Pytorch autograd second derivative

tingw · July 13, 2022, 8:55pm

Hi. When I was testing the following toy example

q = torch.rand(10, 2, requires_grad=True)
p = torch.rand(10, 1, requires_grad=True)
input = torch.cat((q, p), dim=1)
u = torch.sum(input, dim=1)
u_q = torch.autograd.grad(u, q, grad_outputs=torch.ones_like(u), create_graph=True, retain_graph=True)[0]
u_p = torch.autograd.grad(u, p, grad_outputs=torch.ones_like(u), create_graph=True, retain_graph=True)[0]
u_qq = torch.autograd.grad(u_q, q, grad_outputs=torch.ones_like(u_q), create_graph=True, retain_graph=True)[0]

I got the error message:

element 0 of tensors does not require grad and does not have a grad_fn

However, if I change u = torch.sum(input, dim=1) to u = torch.sum(input**1, dim=1), the error disappears. Can anyone explain why?

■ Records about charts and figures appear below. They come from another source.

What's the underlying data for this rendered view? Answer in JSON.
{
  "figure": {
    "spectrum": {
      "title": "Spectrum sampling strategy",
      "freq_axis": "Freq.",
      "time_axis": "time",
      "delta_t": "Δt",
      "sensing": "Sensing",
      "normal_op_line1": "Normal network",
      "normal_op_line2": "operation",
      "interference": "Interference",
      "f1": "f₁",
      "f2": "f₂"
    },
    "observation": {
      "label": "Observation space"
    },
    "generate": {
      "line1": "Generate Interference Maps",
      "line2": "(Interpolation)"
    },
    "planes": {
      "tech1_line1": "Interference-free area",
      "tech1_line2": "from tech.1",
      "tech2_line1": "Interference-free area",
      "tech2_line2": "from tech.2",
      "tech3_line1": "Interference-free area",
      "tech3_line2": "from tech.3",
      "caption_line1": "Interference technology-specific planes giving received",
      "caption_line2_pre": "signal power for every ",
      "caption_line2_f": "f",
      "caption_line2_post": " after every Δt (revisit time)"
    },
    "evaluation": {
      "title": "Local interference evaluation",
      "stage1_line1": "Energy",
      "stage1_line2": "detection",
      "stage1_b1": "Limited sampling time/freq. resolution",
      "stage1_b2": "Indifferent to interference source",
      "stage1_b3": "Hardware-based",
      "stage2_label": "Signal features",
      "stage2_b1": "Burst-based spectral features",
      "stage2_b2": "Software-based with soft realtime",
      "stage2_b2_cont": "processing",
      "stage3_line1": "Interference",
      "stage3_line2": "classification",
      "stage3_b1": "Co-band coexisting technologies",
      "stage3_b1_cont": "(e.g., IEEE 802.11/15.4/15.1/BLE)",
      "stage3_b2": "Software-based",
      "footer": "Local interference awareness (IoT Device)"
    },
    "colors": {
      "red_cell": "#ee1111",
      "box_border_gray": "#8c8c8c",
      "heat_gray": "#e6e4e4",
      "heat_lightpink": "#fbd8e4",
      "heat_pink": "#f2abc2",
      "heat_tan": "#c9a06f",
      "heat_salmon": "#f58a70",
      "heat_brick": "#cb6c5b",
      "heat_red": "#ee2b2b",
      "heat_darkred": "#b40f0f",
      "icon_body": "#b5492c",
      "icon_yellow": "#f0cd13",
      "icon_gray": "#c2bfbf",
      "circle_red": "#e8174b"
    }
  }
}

soulitzer · July 14, 2022, 6:46pm

Probably because u is linear wrt its inputs, so when you take the first derivative that produces a constant output, which won’t have a grad_fn. When you use input**1 that will probably just get you a gradient that is zero anyway.

tingw · July 14, 2022, 7:07pm

I agree. This seems to be what is going on here. But it is strange that one needs to add **1 in order for autograd to work properly for such a simple computation.

soulitzer · July 14, 2022, 7:12pm

I’d actually say that this is expected behavior since you’d rather explicitly know that your graph will always produce zero gradients. I agree that it can be confusing, however.